Strategies to Improve Hospital Capacity During the COVID-19 Pandemic

This study used a stochastic discrete-event simulation (DES) model of a generic U.S.-based 200-bed tertiary hospital that has routine inpatient and outpatient services and covers COVID-19 and emergency cases. This model aims to show how the functionality of the hospital overall, within specific units, and within specialized designated care paths are impacted during various surge levels of COVID-19 patients. The 10 critical units that were included in this study are the Emergency Department (ED), Intensive Care Unit (ICU), Surgical Intensive Care Unit (SICU), Stepdown, Operating Rooms (ORs), internal general wards (IGW), ED Trauma, Preop, Post Anesthesia Care Unit (PACU), and laboratories.

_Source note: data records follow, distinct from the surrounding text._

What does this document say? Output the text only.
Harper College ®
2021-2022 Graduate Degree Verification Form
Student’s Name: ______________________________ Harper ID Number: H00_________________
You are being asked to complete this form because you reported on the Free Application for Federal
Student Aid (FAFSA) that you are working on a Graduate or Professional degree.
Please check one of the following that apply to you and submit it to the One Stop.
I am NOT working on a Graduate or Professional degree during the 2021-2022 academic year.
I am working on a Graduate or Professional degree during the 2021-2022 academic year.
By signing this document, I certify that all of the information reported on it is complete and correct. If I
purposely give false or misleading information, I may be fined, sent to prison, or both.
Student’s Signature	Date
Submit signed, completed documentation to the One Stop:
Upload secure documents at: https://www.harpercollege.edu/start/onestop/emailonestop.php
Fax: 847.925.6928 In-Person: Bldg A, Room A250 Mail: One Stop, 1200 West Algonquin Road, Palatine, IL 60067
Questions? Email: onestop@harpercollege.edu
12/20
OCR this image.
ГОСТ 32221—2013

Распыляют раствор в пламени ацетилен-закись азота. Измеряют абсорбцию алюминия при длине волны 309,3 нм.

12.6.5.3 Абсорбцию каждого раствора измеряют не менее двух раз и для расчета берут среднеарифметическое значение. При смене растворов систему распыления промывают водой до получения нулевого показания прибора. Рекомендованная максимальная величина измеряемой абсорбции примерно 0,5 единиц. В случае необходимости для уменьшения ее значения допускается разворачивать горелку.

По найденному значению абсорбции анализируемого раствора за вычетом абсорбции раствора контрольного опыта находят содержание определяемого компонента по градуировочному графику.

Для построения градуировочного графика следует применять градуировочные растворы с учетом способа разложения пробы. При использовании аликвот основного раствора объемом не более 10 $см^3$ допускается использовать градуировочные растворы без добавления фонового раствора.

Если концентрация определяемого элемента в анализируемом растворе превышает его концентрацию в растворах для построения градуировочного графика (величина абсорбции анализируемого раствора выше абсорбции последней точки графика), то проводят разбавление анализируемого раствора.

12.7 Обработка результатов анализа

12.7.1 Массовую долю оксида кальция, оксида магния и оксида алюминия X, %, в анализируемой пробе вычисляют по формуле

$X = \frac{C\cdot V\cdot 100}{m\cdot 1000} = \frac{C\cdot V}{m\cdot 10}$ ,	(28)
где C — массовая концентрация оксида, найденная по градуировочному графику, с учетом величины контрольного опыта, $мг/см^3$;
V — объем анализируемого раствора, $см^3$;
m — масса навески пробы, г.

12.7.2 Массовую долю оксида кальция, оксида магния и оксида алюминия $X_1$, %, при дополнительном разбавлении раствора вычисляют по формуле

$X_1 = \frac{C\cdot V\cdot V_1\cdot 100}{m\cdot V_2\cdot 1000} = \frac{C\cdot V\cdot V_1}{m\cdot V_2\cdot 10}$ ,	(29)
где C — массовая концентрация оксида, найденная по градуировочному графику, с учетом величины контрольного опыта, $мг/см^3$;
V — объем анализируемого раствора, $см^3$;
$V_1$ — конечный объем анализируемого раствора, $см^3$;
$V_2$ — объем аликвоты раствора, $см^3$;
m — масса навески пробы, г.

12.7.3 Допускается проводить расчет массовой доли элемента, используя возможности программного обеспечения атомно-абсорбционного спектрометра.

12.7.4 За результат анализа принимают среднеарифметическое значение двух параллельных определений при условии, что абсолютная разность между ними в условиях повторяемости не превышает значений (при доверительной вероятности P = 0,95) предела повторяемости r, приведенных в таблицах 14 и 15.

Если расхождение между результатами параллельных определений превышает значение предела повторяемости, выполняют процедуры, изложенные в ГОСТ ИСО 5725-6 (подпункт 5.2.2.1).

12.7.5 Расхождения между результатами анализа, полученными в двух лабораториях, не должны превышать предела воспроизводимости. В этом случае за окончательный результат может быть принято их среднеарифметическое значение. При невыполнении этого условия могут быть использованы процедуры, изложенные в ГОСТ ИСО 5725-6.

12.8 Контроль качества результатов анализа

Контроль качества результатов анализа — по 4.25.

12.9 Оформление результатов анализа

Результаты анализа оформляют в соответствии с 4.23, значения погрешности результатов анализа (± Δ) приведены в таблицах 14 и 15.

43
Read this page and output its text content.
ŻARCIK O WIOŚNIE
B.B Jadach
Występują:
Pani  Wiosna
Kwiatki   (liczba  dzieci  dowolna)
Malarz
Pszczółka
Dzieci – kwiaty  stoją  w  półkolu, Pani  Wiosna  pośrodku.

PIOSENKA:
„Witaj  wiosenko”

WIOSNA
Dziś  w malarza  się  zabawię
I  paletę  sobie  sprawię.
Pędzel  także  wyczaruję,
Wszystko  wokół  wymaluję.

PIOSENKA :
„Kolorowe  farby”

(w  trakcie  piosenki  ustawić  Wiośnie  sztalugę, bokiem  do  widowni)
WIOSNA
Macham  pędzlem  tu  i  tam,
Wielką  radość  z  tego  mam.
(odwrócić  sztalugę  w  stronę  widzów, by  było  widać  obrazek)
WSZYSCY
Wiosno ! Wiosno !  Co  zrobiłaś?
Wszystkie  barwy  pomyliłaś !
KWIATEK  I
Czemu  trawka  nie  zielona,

In this investigation, operations details were modeled from the John Hopkins Hospital system and the John Hopkins Office of Critical Event Preparedness and Response. The four surge levels that were used (Getting Ready, Initial Onset, Outbreak, and Hot Spot) were categorized according to the influx of patients and capacity to treat. For instance, during the Hot Spot level, most of the hospital resources were re-directed to COVID-19 patient care paths.

The investigators ran each simulation for 62 days with the first twenty days considered as a warm-up period until the hospital reaches a steady state. Each outcome measured consisted of randomly generated activities given random values to capture the variability in day-to-day behaviors and situations of reality. 

Key findings suggest that during the initial onset, half the number of ED beds and three-fourths of the number of IGW beds can house 75% of the typical ED demand. However, excess ED beds will be depleted and ICU will not be able to accommodate as high as 67% of patients, indicating that the hospital will still need to turn away emergency patients. Additionally, with 25 COVID-19 patients and 200 emergency patients arriving daily, each ICU bed can house up to 5 patients per month, which will decrease to 3.5 since COVID-19 patients have longer hospital stays than routine cases.

During the outbreak surge level, increasing IGW bed space requires canceling elective surgeries. This creates opportunities for COVID-19 and routine emergency patients, who may have been otherwise turned away, to receive care. Treatment options that reduce ICU length of stay by at least one day should be prioritized since this enhances capacity by 24%. 

The Hot Spot surge level requires redesigning the hospital to accept COVID-19 patients only since this allows the facility to manage 5 times the usual number of cases. However, only threefold can be accommodated before standards of care start to diminish.  

This study provides strategies to improve hospital functionality since it has been a great area of concern when responding to the impacts of the pandemic.